AbbVie’s pivekimab sunirine (PVEK) takes a different route, coupling an anti-CD123 antibody to a DNA-alkylating payload. In newly diagnosed BPDCN, phase 1/2 data presented in 2025 showed an overall response rate of 85%, with 70% complete remissions and a safety profile that looked more manageable. 

Autolus’ AUTO4: TRBC1-selective CAR-T for T-cell lymphomas 

CAR-T in T-cell cancers risks wiping out healthy T cells along with the tumor. AUTO4 exploits a quirk of T-cell biology: tumors express either TRBC1 or TRBC2, but not both. By targeting TRBC1, AUTO4 spares the TRBC2 compartment, preserving immune function. In a phase 1 trial published in Nature Medicine in January 2025, AUTO4 produced durable complete metabolic remissions with a manageable safety profile.

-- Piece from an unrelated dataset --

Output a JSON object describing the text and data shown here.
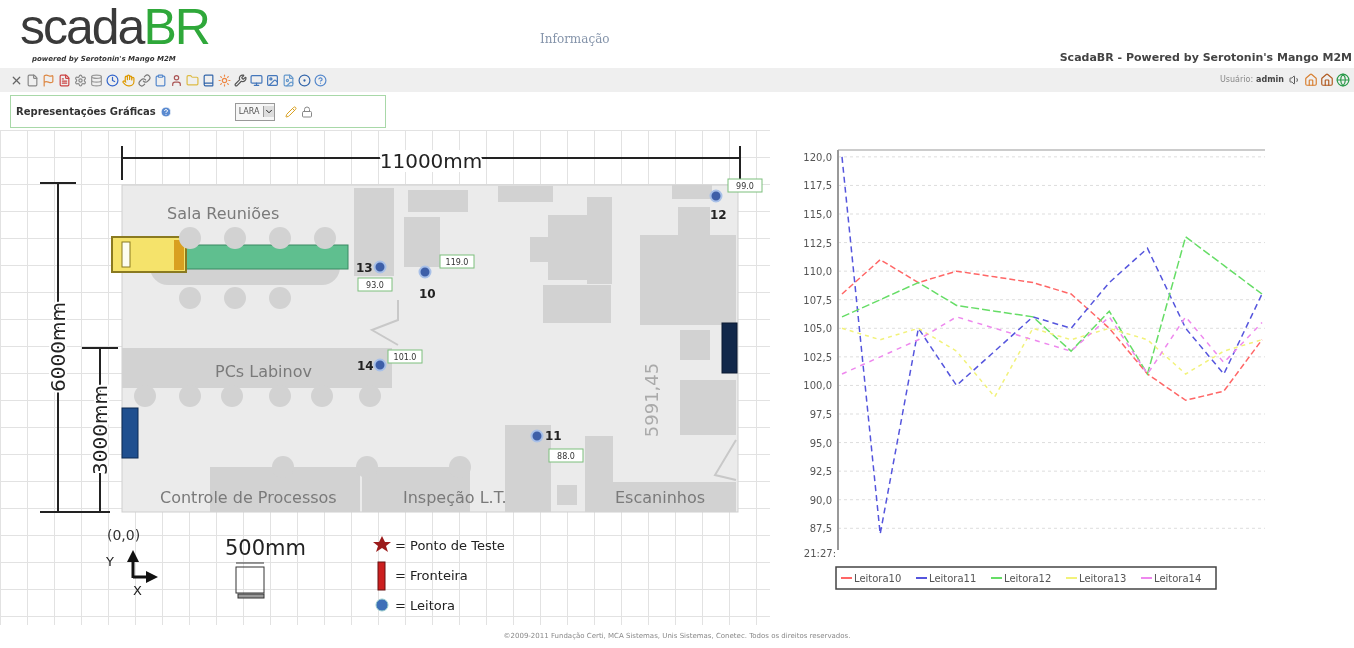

The results provide the first solid evidence that constant-region targeting can make CAR-T a viable option in peripheral T-cell lymphoma. 

Blood cancer, from promise to practice 

The market for blood cancer therapies is projected to double over the next decade, reaching more than $160 billion by 2034. That growth reflects both the rising burden of these diseases but also the investors’ interest in companies working in the area. As the field moves forward, the test will be whether these first-in-class approaches, whether degraders, new immune engagers, or next-generation cell therapies, can deliver durable benefit and make their way into everyday practice. 

While it’s hard to pin down an exact number, estimates suggest there are several hundred novel cancer agents in preclinical development. Yet history tells us that fewer than ten of these typically make it into clinical trials, and only one or two ultimately reach approval. This doesn’t mean that the future blood cancer blockbuster treatment isn’t in preclinical development today, more that it is still early to say.